Slaughter congratulated Mayer on her triumph with the cautionary note that not everyone should try this at home. Mayer, she said, proves her point: The only woman who can have it all is “superhuman, rich, and in charge.”

Look at Mayer’s statement about coming back to work. “My maternity leave will be a few weeks long and I’ll work through it,” she told Fortune. Thanks a lot for that.

True, Mayer doesn’t need time off in the sense the rest of us do. As the boss, she’s the queen of flextime. Worried about making it to the office for a meeting, or a conference call, or a PowerPoint presentation? Not Mayer. The meeting starts when she says it starts — and will as long as she’s there.

And would Yahoo be giving the job to a pregnant woman if it weren’t already in a what-the-heck state of mind? After all, this is a company whose stock has lost half its value in the past four years and has scrolled through CEOs like so many instant messages. Mayer’s selection doesn’t mean Exxon Mobil or IBM will be picking a pregnant CEO anytime soon.

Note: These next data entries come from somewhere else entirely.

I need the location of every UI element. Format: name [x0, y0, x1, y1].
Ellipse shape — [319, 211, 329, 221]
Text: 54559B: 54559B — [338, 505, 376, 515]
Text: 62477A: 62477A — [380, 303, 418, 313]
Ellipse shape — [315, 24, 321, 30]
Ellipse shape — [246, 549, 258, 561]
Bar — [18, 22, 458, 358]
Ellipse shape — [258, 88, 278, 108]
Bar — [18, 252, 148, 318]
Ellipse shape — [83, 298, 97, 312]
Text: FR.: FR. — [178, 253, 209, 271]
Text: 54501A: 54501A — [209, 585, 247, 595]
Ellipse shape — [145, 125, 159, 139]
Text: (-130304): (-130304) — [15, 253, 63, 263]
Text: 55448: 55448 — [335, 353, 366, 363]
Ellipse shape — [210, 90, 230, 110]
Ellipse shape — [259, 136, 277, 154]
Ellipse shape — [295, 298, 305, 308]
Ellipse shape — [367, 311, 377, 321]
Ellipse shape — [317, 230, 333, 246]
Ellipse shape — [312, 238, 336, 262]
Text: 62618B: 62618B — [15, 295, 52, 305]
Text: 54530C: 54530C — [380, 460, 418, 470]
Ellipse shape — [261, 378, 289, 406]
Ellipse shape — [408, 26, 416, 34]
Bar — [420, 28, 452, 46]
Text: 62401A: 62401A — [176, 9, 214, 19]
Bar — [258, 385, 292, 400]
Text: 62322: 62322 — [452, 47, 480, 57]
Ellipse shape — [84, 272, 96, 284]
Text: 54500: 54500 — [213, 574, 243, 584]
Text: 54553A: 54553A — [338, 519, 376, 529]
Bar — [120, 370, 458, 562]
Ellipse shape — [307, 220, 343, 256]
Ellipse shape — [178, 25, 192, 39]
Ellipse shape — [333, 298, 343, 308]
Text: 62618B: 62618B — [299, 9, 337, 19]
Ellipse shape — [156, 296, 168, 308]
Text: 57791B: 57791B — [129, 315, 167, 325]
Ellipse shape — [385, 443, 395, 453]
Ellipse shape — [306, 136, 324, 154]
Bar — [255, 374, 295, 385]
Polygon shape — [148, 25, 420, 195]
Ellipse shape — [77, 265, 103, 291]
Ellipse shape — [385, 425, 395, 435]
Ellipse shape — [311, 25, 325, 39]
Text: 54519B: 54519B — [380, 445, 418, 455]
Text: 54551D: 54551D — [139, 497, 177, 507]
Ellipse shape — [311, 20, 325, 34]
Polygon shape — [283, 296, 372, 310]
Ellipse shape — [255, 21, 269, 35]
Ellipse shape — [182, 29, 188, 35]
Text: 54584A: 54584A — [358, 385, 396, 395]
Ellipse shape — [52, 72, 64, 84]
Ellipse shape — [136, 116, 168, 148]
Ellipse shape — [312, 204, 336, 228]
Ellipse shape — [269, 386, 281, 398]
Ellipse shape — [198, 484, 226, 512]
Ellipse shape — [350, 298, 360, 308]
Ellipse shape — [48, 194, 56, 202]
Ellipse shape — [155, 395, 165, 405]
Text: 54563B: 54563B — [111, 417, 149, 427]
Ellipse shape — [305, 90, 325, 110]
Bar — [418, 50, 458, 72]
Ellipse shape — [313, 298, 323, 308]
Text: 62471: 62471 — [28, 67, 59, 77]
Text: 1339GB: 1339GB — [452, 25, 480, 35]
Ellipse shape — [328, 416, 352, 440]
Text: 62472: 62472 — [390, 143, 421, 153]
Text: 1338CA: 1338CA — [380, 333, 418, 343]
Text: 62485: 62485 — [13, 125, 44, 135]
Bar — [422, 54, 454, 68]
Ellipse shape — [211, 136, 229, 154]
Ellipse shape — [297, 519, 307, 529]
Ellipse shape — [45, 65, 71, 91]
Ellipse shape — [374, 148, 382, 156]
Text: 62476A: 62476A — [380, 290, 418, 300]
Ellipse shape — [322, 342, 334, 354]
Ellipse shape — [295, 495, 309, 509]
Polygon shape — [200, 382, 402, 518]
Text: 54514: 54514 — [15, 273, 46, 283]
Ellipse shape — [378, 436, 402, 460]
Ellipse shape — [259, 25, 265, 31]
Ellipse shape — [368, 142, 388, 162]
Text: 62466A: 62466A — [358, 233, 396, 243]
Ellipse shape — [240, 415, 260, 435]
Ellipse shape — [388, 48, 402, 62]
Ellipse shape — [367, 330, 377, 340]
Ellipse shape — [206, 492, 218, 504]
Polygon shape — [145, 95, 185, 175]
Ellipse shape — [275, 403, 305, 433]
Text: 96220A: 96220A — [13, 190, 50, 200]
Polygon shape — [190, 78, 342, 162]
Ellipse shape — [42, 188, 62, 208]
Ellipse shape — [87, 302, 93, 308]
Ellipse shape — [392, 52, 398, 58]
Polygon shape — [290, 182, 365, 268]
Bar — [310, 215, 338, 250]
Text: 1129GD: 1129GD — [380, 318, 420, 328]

There’s also a sense that this choice is proof of the “glass cliff” theory, which says a woman only gets a job when the odds are stacked against her success. And when it’s not worth as much anymore.

Then there’s money, which is one thing that separates the happy working mothers from the harried working mothers. Mayer, wealthy from her time at Google and destined to be well-paid at Yahoo, may well change a diaper. But peek inside the household of a woman at the top, and you will find out that she doesn’t just have a great nanny, she has several. It’s a family version of outsourcing. This doesn’t make Mayer a bad mother — just a more efficient one.